Deborah Lesko Baker on Louise Labé:
Louise Labé was a provocative early modern French woman writer, born around 1520 into a bourgeois family in Lyon, France’s cultural capital in the mid-sixteenth century. Her father was a ropemaker, who, although illiterate himself, saw to it that his daughter’s upbringing went beyond home and hearth, and had her educated in Classical and modern languages. Thanks to the active civic role of its bourgeois merchants, Lyon took a flexible stance toward certain class and gender conventions – namely that women had to be confined to the domestic sphere.
However, paternally arranged marriages remained the norm, and her father’s progressive educational ideas didn’t stop him from giving Louise’s hand in marriage around 1542 to an older Lyonnais ropemaker.
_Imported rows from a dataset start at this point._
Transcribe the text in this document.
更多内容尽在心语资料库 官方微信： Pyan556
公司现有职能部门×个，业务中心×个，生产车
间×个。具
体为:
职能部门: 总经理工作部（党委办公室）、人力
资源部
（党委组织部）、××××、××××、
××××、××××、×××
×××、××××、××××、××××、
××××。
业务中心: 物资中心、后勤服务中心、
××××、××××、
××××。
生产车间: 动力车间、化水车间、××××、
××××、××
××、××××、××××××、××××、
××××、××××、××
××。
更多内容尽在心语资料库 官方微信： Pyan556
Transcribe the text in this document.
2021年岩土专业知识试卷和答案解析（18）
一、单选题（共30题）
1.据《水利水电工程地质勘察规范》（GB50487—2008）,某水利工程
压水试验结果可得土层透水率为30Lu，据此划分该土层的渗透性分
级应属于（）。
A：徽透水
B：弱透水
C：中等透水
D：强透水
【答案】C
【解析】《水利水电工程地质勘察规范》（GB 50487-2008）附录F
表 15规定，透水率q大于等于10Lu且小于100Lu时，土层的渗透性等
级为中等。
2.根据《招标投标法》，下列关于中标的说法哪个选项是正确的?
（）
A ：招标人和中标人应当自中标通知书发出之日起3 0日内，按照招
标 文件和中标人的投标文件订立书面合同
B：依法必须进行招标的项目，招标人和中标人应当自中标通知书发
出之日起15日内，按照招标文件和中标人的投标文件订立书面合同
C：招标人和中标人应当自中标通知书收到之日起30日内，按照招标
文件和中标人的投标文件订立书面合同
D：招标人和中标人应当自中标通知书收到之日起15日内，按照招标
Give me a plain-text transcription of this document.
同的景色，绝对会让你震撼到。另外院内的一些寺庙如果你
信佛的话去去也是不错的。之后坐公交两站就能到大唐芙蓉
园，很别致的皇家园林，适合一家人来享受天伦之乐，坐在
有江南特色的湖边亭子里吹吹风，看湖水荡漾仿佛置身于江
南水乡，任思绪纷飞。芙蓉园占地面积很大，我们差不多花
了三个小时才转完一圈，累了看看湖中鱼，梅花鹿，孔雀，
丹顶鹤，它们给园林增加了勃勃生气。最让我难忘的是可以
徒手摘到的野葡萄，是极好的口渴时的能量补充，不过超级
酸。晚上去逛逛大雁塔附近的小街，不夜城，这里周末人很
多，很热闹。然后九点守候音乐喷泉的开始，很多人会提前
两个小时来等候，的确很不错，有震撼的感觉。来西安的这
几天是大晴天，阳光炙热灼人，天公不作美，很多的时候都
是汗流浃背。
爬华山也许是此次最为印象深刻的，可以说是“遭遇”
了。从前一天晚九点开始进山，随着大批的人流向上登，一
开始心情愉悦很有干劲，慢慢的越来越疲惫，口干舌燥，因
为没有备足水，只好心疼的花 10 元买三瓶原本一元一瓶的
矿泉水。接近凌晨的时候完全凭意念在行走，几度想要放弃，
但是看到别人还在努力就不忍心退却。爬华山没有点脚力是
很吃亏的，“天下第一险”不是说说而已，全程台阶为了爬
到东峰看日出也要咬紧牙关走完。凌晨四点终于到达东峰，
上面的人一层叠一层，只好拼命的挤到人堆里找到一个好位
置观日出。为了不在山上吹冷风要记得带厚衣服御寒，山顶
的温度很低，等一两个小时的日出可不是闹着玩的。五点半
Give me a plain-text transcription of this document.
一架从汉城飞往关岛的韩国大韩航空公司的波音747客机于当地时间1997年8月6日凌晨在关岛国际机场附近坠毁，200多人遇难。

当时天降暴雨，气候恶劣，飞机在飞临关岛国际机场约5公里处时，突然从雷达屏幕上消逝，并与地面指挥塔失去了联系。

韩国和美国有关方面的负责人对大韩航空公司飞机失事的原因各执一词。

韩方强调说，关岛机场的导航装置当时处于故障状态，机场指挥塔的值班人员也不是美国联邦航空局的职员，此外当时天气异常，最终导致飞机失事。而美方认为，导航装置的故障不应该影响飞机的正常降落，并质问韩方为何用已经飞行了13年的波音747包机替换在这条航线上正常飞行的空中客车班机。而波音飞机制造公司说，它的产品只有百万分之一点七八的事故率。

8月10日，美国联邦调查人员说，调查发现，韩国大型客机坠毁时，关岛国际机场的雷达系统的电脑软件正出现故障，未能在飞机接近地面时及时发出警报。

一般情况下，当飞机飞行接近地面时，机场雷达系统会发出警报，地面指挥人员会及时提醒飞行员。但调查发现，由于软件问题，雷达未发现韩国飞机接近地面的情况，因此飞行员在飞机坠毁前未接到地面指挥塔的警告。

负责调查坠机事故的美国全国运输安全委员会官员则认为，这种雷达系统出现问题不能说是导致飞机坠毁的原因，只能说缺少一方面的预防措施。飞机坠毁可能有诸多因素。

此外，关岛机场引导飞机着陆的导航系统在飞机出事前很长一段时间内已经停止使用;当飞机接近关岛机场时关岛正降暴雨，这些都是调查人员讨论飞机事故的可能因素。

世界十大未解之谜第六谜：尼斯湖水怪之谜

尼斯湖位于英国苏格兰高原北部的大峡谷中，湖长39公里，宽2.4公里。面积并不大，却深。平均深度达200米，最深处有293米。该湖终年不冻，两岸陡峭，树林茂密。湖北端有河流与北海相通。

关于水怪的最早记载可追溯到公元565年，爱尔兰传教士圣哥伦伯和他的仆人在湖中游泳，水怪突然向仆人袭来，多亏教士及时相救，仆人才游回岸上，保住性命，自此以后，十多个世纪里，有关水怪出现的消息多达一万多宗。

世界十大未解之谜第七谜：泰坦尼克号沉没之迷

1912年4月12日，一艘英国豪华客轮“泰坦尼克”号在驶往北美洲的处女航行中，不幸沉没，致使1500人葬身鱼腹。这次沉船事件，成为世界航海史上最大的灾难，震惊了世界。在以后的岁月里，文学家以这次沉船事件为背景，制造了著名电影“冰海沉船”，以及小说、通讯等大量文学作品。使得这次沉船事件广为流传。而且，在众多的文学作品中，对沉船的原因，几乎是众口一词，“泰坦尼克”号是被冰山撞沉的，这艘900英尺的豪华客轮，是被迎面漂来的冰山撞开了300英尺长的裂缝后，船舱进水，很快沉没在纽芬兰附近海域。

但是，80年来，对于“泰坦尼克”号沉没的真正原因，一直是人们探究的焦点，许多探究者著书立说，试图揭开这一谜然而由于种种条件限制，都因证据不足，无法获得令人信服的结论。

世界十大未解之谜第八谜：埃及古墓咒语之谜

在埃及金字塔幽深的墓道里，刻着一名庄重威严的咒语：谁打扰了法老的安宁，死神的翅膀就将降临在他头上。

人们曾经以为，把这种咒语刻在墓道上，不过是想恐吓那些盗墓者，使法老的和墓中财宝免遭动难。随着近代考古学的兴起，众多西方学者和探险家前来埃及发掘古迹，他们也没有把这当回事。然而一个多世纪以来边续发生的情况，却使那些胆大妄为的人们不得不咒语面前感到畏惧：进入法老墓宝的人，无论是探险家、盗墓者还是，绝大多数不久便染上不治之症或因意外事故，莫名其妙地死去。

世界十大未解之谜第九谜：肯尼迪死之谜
Still, Lyon’s progressive social strand allowed Labé to write and publish in its urban literary circles. Her pride in her Lyonnais heritage is clear on the title page, where she is identified as Louise Labé Lyonnaise. Her volume includes a now famous letter advocating women’s education and writing, together with a prose debate on the problems of male-female relations, three Latin-inspired love elegies, and twenty-four love sonnets inspired by Petrarch’s Italian lyric tradition.
Perhaps nowhere is Labé’s original voice more striking than in her love sonnets. Her female speaker is no longer the inaccessible object of Petrarchan male desire, but a self-declared subject of desire who extols a vision of mutual physical and spiritual love between a man and a woman in the here and now. For a woman writing in the sixteenth century this is a revolutionary stance indeed.
Deborah Lesko Baker is Professor of French at Georgetown University. She is the author of The Subject of Desire: Petrarchan Poetics & the Female Voice in Louise Labé and Narcissus & the Lover: Recovery & Reinvention in Maurice Scève’s ‘Délie’, as well as articles on Renaissance poetry and mythic structures in literary texts. She is the editor and co-translator of the first bilingual critical edition of Louise Labé’s 1555 Complete Works, published by the University of Chicago Press in 2006.